Il apparaît que les résultats face à la pandémie diffèrent d’un pays à l’autre dans des proportions importantes et que les questions sur ces différences relèvent d’une interrogation sur les politiques publiques optimales, et ce, notamment, en matière de santé. Si peu d’interrogations se font jour sur la nécessité du confinement, il y a beaucoup d’interrogations sur la date choisie pour ce confinement et surtout sur les méthodes d’organisation du confinement. Ces interrogations rejoignent une analyse de l’efficacité et de la qualité du management de la santé publique suivant les pays.
Une note de travail très complète de Paul-André Rosental – parue sur le site de Terra Nova – revient sur ces différences entre pays. Le premier constat est que le nombre de lits d’hôpitaux par habitant et le nombre de lits de réanimation sont assez descriptifs du nombre de morts par habitant. La différence est très forte entre la moyenne européenne et la moyenne dans certains pays d’Asie, comme la Corée du Sud, la Thaïlande ou Taïwan où, on le sait, l’épidémie a fait beaucoup moins de victimes en pourcentage de la population qu’en Europe. En Europe même, l’Allemagne, qui avait les meilleurs taux d’équipement, a bénéficié des taux de mortalité les plus bas. Il n’y a donc pas beaucoup d’interrogation sur l’importance des investissements en matière de santé pour permettre aux systèmes de santé de réagir de manière appropriée à un choc de type Covid-19. Un choc de cette nature avait été anticipé dans les plans de prévention développés après la crise du SRAS, lesquels n’ont pas toujours été suivis d’effet de la même manière dans tous les pays concernés.

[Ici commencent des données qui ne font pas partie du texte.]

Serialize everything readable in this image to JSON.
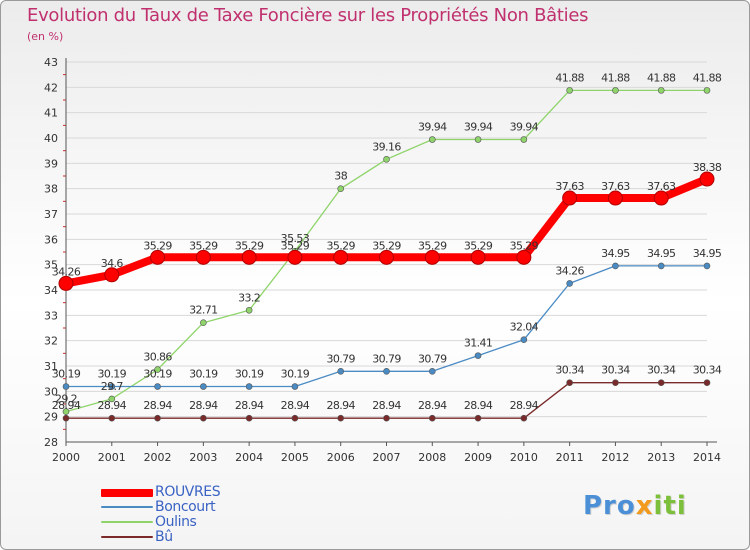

À ce constat brut, il faut ajouter des considérations plus fines. Il semble par exemple qu’un système décentralisé comme en Allemagne [ministres de la Santé par Länder et privatisation d’une partie importante du secteur hospitalier (40 %)] a été plus efficace qu’un système très centralisé où les circuits de décisions administratifs sont lourds comme en France. Attention toutefois, un système fédéral avec une régulation politique locale et une régulation économique par la privatisation ne donne pas nécessairement de bons résultats, et beaucoup d’observateurs s’interrogent sur les ratios de mortalité très différents pour les personnes âgées suivant les politiques suivies par les États aux États-Unis. Dans certains États, les administrations locales ont décidé de renvoyer dans les équivalents des Ehpad les personnes âgées contaminées et les ont fait sortir de l’hôpital. Le résultat a été une hécatombe. Dans d’autres États américains, la politique inverse a été suivie et la mortalité des personnes âgées est nettement plus faible.
Les enseignements en termes de santé publique qui seront tirés de l’épisode du Covid-19 seront nombreux et concerneront l’équipement en général, comme un élément fondamental des politiques de santé publique. D’autres enseignements seront tirés des politiques de prévention et de confinement. L’importance des tests et le confinement – non pas général mais limité à des territoires et à des catégories de population – seront très certainement développés et seront des critères importants des politiques publiques.
Bibliographie
ROSENTAL P.-A., « Un balcon en forêt 2020. Essai comparatif sur l’épidémie de Covid », Terra Nova, 5 mai 2020.
http://tnova.fr/system/contents/files/000/002/011/original/Terra-Nova_Cycle-Covid19_Un-balcon-en-for_t_060520.pdf?1588861573
BOISSAY F. ; REES D. ; RUNGCHAROENKITKUL P., “Dealing with Covid-19: Understanding the Policy Choices”, BIS Bulletin, n° 19, Bank for International Settlements, 22 mai 2020.